As 2020 is now over, I wonder if the church as the body of Christ might have missed a real opportunity to minister to those who were hurting because the church ought to be where people find comfort. The church ought to be a comforting place. I look around the church house today, and I see the faces of people who needed comforting because let’s face it 2020 has affected each one of us in some way. We might have lost a love one (I can tell you that I have done more funerals in 2020 than I have done in any other year of my 40 year of ministry.) It seemed more people got sick this past year then in previous years, and I mean really sick. And families struggled, every which way you can imagine. Families were not able to see love ones in nursing homes or go near grandma or grandpa because of fear of Covid 19. In most cases, Thanksgiving and Christmas was different than in previous years and not necessarily in a good way. If you had to attend one or more funerals this year, people have not been able to grieve like they normally do. People who are part of this church family, and it is not just limited to this church family, needed comforting this year. It has been a tough year.

But they are not the only one. You open the doors of the church house and walk outside, there is a hurting world that needs comforting. And they are not going to find it by looking to government; they are not going to find it by looking to an employer; and they are not going to find it at the bottom of a bottle of alcohol or by getting high on some other substance.

God is the source of all comfort. And He uses you and me to comfort each other. In Romans 15:5 (NKJV), Paul tells us: Now may the God of patience and comfort grant you to be like-minded toward one another, according to Christ Jesus... So this verse tells us about our next one another- comfort one another.

And we need to understand how this one another works because I believe that we are going to need to be practicing this one another a whole lot more in 2021. If you did not practicing comforting one another in 2020, don’t worry, I believe that you will have plenty of opportunity in 2021. So, you and I need to know how this one-another works. How can I comfort you? Where do I get what it takes to comfort you? God is going to tell us in 2 Corinthians 3-6.

Scripture

2 Corinthians 1:3-6 (NIV)

3 Praise be to the God and Father of our Lord Jesus Christ, the Father of compassion and the God of all comfort,

4 who comforts us in all our troubles, so that we can comfort those in any trouble with the comfort we ourselves have received from God.

5 For just as the sufferings of Christ flow over into our lives, so also through Christ our comfort overflows.

6 If we are distressed, it is for your comfort and salvation; if we are comforted, it is for your comfort, which produces in you patient endurance of the same sufferings we suffer.

Points

#1

There is no comfort apart from God. He is the God of all comfort. If I want to comfort someone, I got to get into what God is doing because He is the God of all comfort.

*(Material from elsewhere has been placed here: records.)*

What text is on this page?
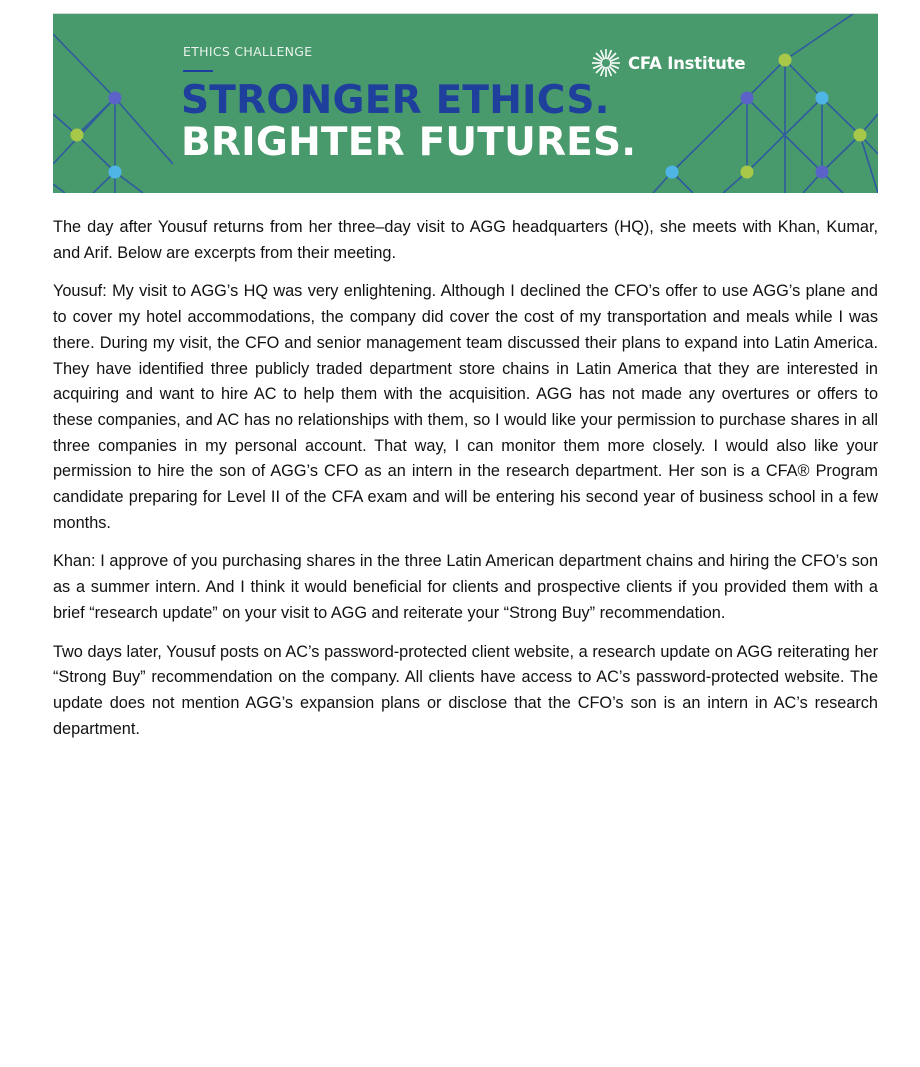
ETHICS CHALLENGE
STRONGER ETHICS.
BRIGHTER FUTURES.
CFA Institute

The day after Yousuf returns from her three–day visit to AGG headquarters (HQ), she meets with Khan, Kumar, and Arif. Below are excerpts from their meeting.

Yousuf: My visit to AGG’s HQ was very enlightening. Although I declined the CFO’s offer to use AGG’s plane and to cover my hotel accommodations, the company did cover the cost of my transportation and meals while I was there. During my visit, the CFO and senior management team discussed their plans to expand into Latin America. They have identified three publicly traded department store chains in Latin America that they are interested in acquiring and want to hire AC to help them with the acquisition. AGG has not made any overtures or offers to these companies, and AC has no relationships with them, so I would like your permission to purchase shares in all three companies in my personal account. That way, I can monitor them more closely. I would also like your permission to hire the son of AGG’s CFO as an intern in the research department. Her son is a CFA® Program candidate preparing for Level II of the CFA exam and will be entering his second year of business school in a few months.

Khan: I approve of you purchasing shares in the three Latin American department chains and hiring the CFO’s son as a summer intern. And I think it would beneficial for clients and prospective clients if you provided them with a brief “research update” on your visit to AGG and reiterate your “Strong Buy” recommendation.

Two days later, Yousuf posts on AC’s password-protected client website, a research update on AGG reiterating her “Strong Buy” recommendation on the company. All clients have access to AC’s password-protected website. The update does not mention AGG’s expansion plans or disclose that the CFO’s son is an intern in AC’s research department.
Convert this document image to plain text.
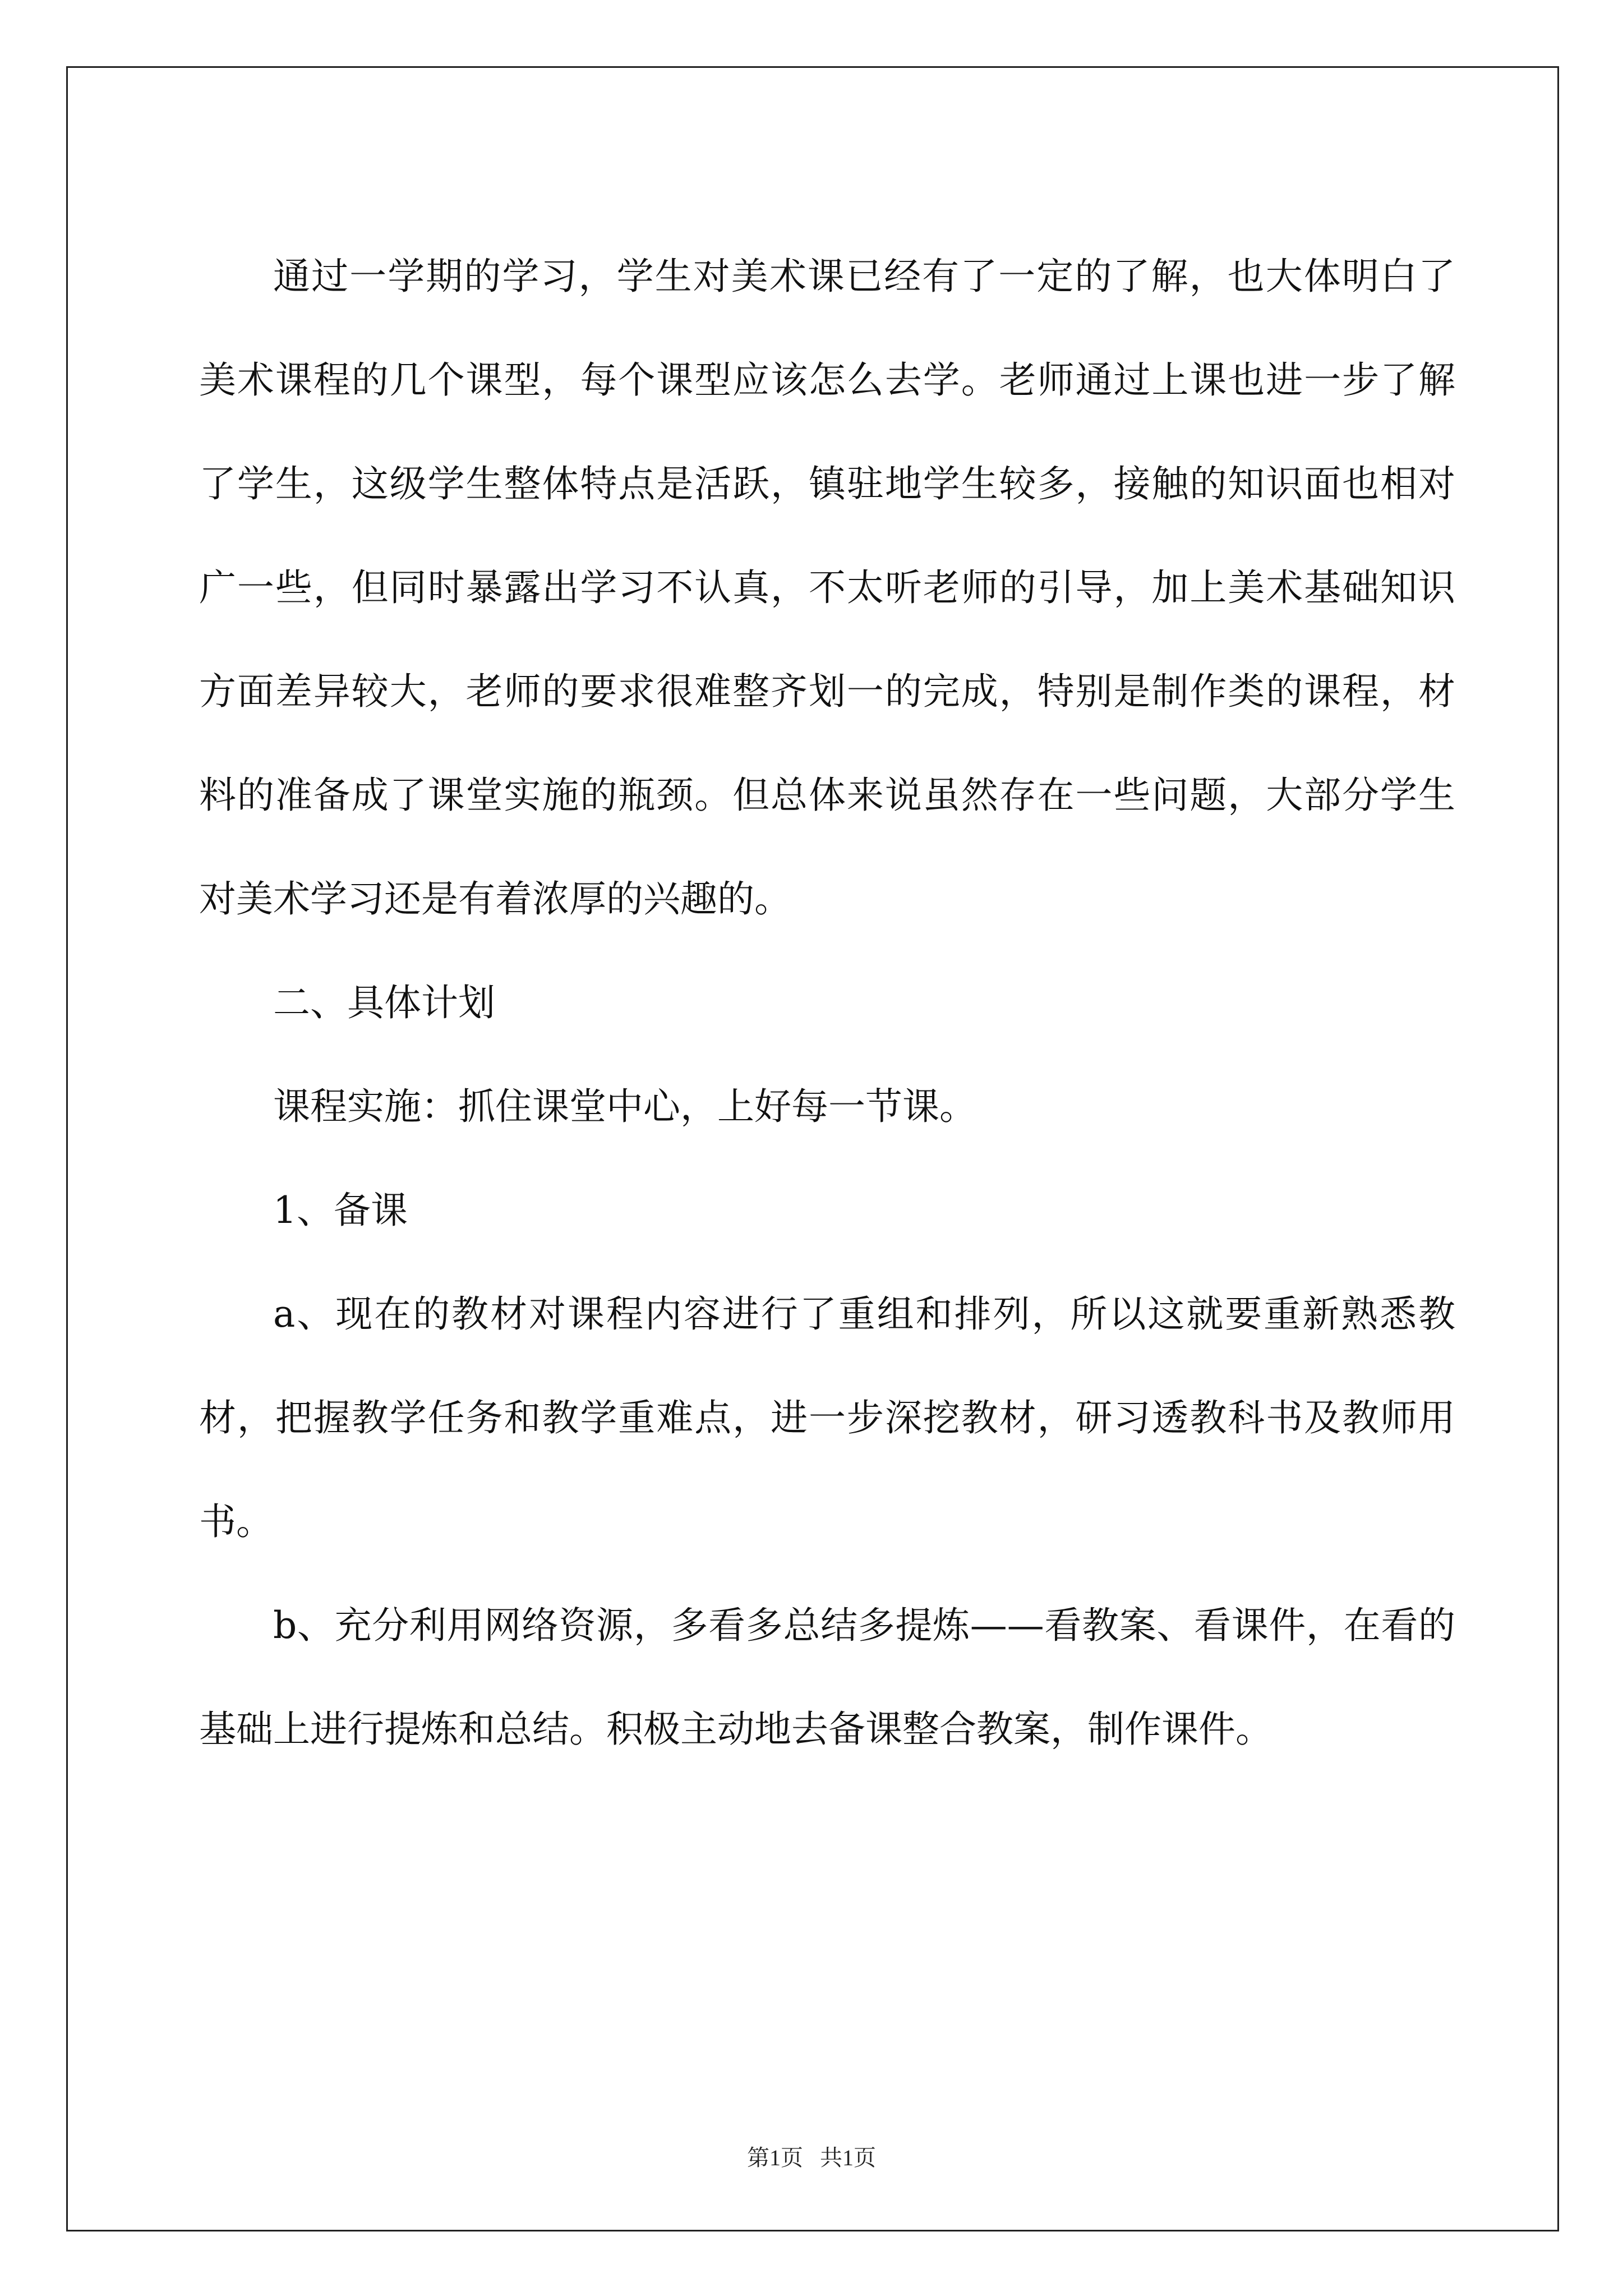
通过一学期的学习，学生对美术课已经有了一定的了解，也大体明白了美术课程的几个课型，每个课型应该怎么去学。老师通过上课也进一步了解了学生，这级学生整体特点是活跃，镇驻地学生较多，接触的知识面也相对广一些，但同时暴露出学习不认真，不太听老师的引导，加上美术基础知识方面差异较大，老师的要求很难整齐划一的完成，特别是制作类的课程，材料的准备成了课堂实施的瓶颈。但总体来说虽然存在一些问题，大部分学生对美术学习还是有着浓厚的兴趣的。

二、具体计划

课程实施：抓住课堂中心，上好每一节课。

1、备课

a、现在的教材对课程内容进行了重组和排列，所以这就要重新熟悉教材，把握教学任务和教学重难点，进一步深挖教材，研习透教科书及教师用书。

b、充分利用网络资源，多看多总结多提炼——看教案、看课件，在看的基础上进行提炼和总结。积极主动地去备课整合教案，制作课件。

第1页   共1页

3 Praise be to the God and Father of our Lord Jesus Christ, the Father of compassion and the God of all comfort,

Anne and I buy our food from Wal Mart, but I can’t say that that Wal Mart feeds my family. I know that they buy what they sell from the farmers, but I cannot say the farmers feed my family. Because I know although the farmers plant the seeds, it is God that brings the right amount amount of sunshine and the right amount of rain. If I go back to who ultimately feeds my family, it is God.

Paul puts it this way. God is the Father of compassion. Think about that word “Father”. I went to biography.com and looked up Alexander Graham Bell and the first sentence reads: “ Alexander Graham Bell - Father of the Telephone.” In other words, it originates with him. Comfort originates with God. It does not originate any other place but God.

So what does that mean to me that comfort originates with God? Anytime I have been treated kindly, helped in some way, shown compassion, befriended, it came from God. When that right person came at the right time with the right words and lifted me out of my downward spiral, that was God.